A Sweet Sting of Salt

Written by Rose Sutherland
Review by Judith Starkston

Sutherland retells the folktale, “The Selkie Wife,” in this moving novel of two women and their potential love for each other. She exposes the violence and cruelty inherent in this folk tradition of a mythic creature captured by a man and forced to be his wife. The plot keeps the reader on edge, driven by gradually revealed heroes and villains with complex motives.

Sutherland brings to life 19th-century Nova Scotia. She immerses her reader in the daily routines of Jean, the town’s midwife, as she tends goats and chickens on her small coastal homestead, and as she navigates the vicious gossip that forces her to hold herself separate from others, except when her services are needed. The angry mother of the girl Jean loved in a way forbidden by the community, has made it her job to marginalize Jean. Then one wet night, Jean finds a mysterious neighbor outside, seeking something Jean doesn’t understand, but also heavily pregnant and very much in need of Jean’s midwifery. More trouble comes with the introduction of the woman’s husband and escalates with deadly consequences. Jean has allies in town who will help if only she will let them.

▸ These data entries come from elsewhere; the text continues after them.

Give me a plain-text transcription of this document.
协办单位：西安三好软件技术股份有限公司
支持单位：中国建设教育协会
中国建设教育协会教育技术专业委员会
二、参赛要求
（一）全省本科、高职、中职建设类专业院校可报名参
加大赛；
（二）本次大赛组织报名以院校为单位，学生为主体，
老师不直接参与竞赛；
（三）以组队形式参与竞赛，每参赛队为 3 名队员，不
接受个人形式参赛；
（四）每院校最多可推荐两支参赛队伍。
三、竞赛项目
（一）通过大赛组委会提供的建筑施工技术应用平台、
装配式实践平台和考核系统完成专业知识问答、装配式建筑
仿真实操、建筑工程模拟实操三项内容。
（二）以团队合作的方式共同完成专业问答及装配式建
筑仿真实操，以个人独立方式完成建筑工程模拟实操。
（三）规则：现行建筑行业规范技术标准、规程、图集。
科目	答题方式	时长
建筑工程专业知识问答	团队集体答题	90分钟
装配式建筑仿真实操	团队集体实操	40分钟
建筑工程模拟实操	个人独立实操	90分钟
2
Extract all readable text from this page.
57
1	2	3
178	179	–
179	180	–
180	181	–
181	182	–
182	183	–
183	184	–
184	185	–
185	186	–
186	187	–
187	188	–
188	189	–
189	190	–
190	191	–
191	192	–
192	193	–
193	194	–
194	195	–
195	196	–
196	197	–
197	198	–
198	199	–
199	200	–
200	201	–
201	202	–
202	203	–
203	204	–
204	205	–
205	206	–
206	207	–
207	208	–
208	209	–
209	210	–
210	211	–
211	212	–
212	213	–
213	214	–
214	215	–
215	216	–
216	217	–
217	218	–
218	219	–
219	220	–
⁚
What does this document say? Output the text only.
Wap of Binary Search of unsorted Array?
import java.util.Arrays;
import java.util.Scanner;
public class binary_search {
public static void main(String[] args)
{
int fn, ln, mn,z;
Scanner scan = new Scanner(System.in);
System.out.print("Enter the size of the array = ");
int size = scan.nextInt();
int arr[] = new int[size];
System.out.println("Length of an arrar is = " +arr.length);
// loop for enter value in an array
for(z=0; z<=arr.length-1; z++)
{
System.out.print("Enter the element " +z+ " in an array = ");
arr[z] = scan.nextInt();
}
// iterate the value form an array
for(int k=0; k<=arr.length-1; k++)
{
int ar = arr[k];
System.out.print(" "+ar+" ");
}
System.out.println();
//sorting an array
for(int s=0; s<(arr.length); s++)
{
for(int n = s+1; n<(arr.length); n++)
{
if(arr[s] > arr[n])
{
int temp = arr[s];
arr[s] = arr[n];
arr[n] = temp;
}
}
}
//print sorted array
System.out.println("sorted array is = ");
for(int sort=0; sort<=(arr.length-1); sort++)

Sutherland creates vivid language to express both physical descriptions and inner emotions. For example, a cold dawn leaves “the grass silver tipped and furred with frost.” At a reminder of Jean’s first love, “The memory opened up a hollow between Jean’s shoulders, where her spine ought to be, as empty and cold as the hours after midnight.” When she’s neglected someone, “Jean’s skin shrunk, prickling with guilt.”

The novel is a striking, beautifully written love story set in a world of finely portrayed details.